Строго преследовались малейшие отступления от принятого правила, согласно которому текст публикуемой статьи должен точно соответствовать завизированному оригиналу. Вот только один пример. «В Обком КПСС — по поводу публикации статьи, посвященной 3-й годовщине запуска первого советского спутника. Редакция сообщила, что собирается напечатать статью академика Благонравова “Подвиг науки” (в номере от 4 октября), но в опубликованной статье добавились 4 абзаца. Учитывая, что редакция газеты “Ленинградская правда” сознательно встала на путь обмана цензуры, прошу Вас поставить перед Обкомом КПСС вопрос о привлечении редактора газеты Куртынина к партийной ответственности за обман цензуры»[69].

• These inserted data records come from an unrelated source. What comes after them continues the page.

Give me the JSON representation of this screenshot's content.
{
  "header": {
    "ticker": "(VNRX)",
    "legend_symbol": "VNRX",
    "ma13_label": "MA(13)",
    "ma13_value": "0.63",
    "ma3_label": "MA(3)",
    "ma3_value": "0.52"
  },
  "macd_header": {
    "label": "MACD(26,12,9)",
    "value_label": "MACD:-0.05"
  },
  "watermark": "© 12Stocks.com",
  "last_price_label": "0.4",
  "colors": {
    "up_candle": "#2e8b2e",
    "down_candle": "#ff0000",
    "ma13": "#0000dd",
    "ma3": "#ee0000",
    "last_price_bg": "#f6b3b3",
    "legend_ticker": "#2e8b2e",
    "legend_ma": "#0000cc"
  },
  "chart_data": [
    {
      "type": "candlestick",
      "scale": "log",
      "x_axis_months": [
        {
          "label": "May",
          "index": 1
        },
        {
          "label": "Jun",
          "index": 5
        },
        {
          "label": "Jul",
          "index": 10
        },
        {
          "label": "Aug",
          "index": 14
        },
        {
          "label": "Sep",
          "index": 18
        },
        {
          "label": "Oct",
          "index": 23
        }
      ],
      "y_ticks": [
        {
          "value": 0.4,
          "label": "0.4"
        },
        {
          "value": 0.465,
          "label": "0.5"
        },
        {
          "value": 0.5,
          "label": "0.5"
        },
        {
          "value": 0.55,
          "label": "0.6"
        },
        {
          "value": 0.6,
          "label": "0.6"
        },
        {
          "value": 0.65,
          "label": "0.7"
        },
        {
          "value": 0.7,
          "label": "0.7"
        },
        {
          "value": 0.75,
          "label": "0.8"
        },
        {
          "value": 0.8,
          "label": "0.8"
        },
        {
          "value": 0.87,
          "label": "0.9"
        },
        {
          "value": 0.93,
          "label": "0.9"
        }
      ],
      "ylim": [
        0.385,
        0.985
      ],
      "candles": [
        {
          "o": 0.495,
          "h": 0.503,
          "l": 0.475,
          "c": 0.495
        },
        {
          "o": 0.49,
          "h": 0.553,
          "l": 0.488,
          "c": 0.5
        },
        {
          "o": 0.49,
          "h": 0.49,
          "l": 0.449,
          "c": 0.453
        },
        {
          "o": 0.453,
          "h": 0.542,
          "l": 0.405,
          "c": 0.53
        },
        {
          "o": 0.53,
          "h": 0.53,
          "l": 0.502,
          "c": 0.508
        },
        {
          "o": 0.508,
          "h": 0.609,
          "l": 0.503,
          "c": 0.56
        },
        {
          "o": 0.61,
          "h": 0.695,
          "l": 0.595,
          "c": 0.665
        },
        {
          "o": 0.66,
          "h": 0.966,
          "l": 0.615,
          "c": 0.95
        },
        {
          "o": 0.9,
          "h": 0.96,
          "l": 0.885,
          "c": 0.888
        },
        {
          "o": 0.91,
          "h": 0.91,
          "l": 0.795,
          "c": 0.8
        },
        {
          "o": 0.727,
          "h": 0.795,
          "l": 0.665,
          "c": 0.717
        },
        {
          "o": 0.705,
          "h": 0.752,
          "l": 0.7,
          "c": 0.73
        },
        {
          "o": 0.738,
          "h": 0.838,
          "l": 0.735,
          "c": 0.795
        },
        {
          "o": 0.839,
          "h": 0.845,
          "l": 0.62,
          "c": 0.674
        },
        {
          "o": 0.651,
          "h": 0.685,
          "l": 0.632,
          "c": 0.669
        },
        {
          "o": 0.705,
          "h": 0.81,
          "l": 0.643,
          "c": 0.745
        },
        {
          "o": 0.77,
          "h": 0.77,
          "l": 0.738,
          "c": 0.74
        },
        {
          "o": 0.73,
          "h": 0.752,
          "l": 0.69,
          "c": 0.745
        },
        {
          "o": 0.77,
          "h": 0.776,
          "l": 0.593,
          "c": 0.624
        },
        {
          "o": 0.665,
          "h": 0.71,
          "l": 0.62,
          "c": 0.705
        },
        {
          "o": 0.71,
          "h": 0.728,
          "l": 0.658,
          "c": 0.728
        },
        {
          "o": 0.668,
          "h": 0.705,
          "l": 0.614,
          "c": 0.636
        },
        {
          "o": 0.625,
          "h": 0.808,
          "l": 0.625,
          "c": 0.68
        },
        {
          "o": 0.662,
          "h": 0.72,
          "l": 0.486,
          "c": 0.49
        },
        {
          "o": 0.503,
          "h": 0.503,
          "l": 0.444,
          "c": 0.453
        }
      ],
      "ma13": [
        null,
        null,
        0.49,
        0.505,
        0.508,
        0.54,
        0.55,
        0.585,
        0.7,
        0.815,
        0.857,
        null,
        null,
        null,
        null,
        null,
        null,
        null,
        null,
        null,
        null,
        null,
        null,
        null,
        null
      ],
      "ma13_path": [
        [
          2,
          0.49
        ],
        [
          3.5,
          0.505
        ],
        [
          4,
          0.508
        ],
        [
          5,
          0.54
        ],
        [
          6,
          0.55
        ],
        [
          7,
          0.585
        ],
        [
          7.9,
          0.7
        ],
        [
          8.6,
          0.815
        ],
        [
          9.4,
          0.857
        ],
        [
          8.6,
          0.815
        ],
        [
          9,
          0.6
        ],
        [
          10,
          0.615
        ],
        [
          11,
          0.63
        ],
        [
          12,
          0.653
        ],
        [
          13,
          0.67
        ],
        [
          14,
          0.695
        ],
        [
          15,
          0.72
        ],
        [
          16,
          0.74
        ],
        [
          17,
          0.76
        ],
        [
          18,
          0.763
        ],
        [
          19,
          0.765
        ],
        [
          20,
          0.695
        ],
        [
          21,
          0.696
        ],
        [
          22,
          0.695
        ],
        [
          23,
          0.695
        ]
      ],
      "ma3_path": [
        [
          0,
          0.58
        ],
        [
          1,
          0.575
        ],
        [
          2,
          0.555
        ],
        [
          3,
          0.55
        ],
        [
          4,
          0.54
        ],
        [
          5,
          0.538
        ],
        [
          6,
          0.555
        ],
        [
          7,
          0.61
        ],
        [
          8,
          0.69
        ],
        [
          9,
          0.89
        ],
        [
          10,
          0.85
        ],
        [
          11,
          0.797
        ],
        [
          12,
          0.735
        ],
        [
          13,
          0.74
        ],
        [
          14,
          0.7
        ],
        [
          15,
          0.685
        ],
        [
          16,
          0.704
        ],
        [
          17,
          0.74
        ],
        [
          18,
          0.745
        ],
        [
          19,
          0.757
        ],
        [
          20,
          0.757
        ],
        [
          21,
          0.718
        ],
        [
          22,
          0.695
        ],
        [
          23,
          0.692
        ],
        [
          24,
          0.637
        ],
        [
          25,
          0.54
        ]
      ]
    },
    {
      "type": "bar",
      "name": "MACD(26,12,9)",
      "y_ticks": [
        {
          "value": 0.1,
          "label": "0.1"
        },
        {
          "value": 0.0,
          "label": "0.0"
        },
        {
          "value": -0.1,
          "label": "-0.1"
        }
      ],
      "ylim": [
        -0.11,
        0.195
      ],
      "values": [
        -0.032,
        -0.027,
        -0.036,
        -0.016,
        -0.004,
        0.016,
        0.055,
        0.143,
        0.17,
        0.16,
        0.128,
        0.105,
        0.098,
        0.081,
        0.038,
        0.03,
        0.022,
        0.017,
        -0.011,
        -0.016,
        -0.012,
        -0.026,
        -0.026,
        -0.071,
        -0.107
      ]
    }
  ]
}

Выборочной последующей проверке подлежали и так называемые «многотиражки» — небольшие ведомственные газеты, выпускавшиеся крупными заводами, фабриками и высшими учебными заведениями. Ответственность за их содержание возлагалась на парторганизации этих учреждений. Время от времени в них обнаруживались те или иные «нарушения» — в основном, ряда параграфов «Перечня секретных сведений». О мелочности и придирчивости надзирателей свидетельствует «Справка о фактах небрежности журналистов», подготовленная в 1965 г. Вот наиболее красочные примеры. В одной из заметок, напечатанной в газете фабрики «Веретено», обнаружено такое «сомнительное» место: «В производстве осваивается объемная пряжа. Из объемной пряжи революционно-красного цвета шьют дамские кофты». Такое же «кощунство» и насмешку над революционными святынями допустил автор газеты «За культуру торговли», начавший свою статью так: «Есть ли в городе кабаки? Да, в переулке Ильича». Ни в коем случае нельзя упоминать в газетах нежелательных авторов. Отмечен такой факт: О «задолжнике» библиотеки завода «Красный треугольник» в одноименной газете говорилось: «У Фирсова неплохой вкус: “зачитал” Ницше, Шопенгауэра, Пастернака»[70]. Редакциям всех многотиражек постоянно рекомендовалось усилить требовательность к отбору материала и, естественно, бдительность.

* * *

Множество хлопот доставляло начавшее развиваться в 50-годы телевидение. Помимо официального цензора, приставленного к телестудии (до начала 90-х годов единственной в городе), контролирующие функции выполняли сотрудники, которые официально назывались очень интересно: «сотрудники доэфирного контроля», такие, если слегка переиначить Лермонтова, «вольные сыны доэфира». Политический и идеологический контроль затруднялся на первых порах тем, что передачи часто шли «вживую», и не только трансляции спортивных матчей. Для того чтобы искоренить «политические прорывы», редакции должны были заранее представлять на предварительный контроль предполагаемые к трансляции тексты. Забавную историю рассказал знаменитый кинорежиссер Милош Форман, подвизавшийся в молодости (в 50-е годы) на пражском телевидении. По его словам, все тексты должны были утверждаться цензорами Управления по делам прессы, аналогом нашего Главлита. Для этой цели составлялись соответствующие формы в двух экземплярах: «Копия оставалась у них, и они следили за тем, чтобы все было точно. Дошло до того, что потребовали текст для выступления жонглеров, которые, как известно, производят манипуляции молча. И все-таки они должны были заполнить соответствующую форму. Они вернули мне бумагу, улыбаясь до ушей. Вот что там было написано: “Эй! Ой! Ух! Ух! Ух! Гоп, гоп, гоп!”. Спустя несколько дней оригинал пришел с нужным штампом»[71]. Нечто подобное, видимо, существовало и в отечественной практике, тем более что Советский Союз выступал в этом, как и во многих других отношениях, «законодателем мод» для «стран народной демократии». Что и говорить, — и это не анекдот! — если одно время Ленгорлит требовал от конферансье эстрадных представлений и инспекторов цирковых манежей тексты экспромтов (!), которые они собираются произносить во время представлений.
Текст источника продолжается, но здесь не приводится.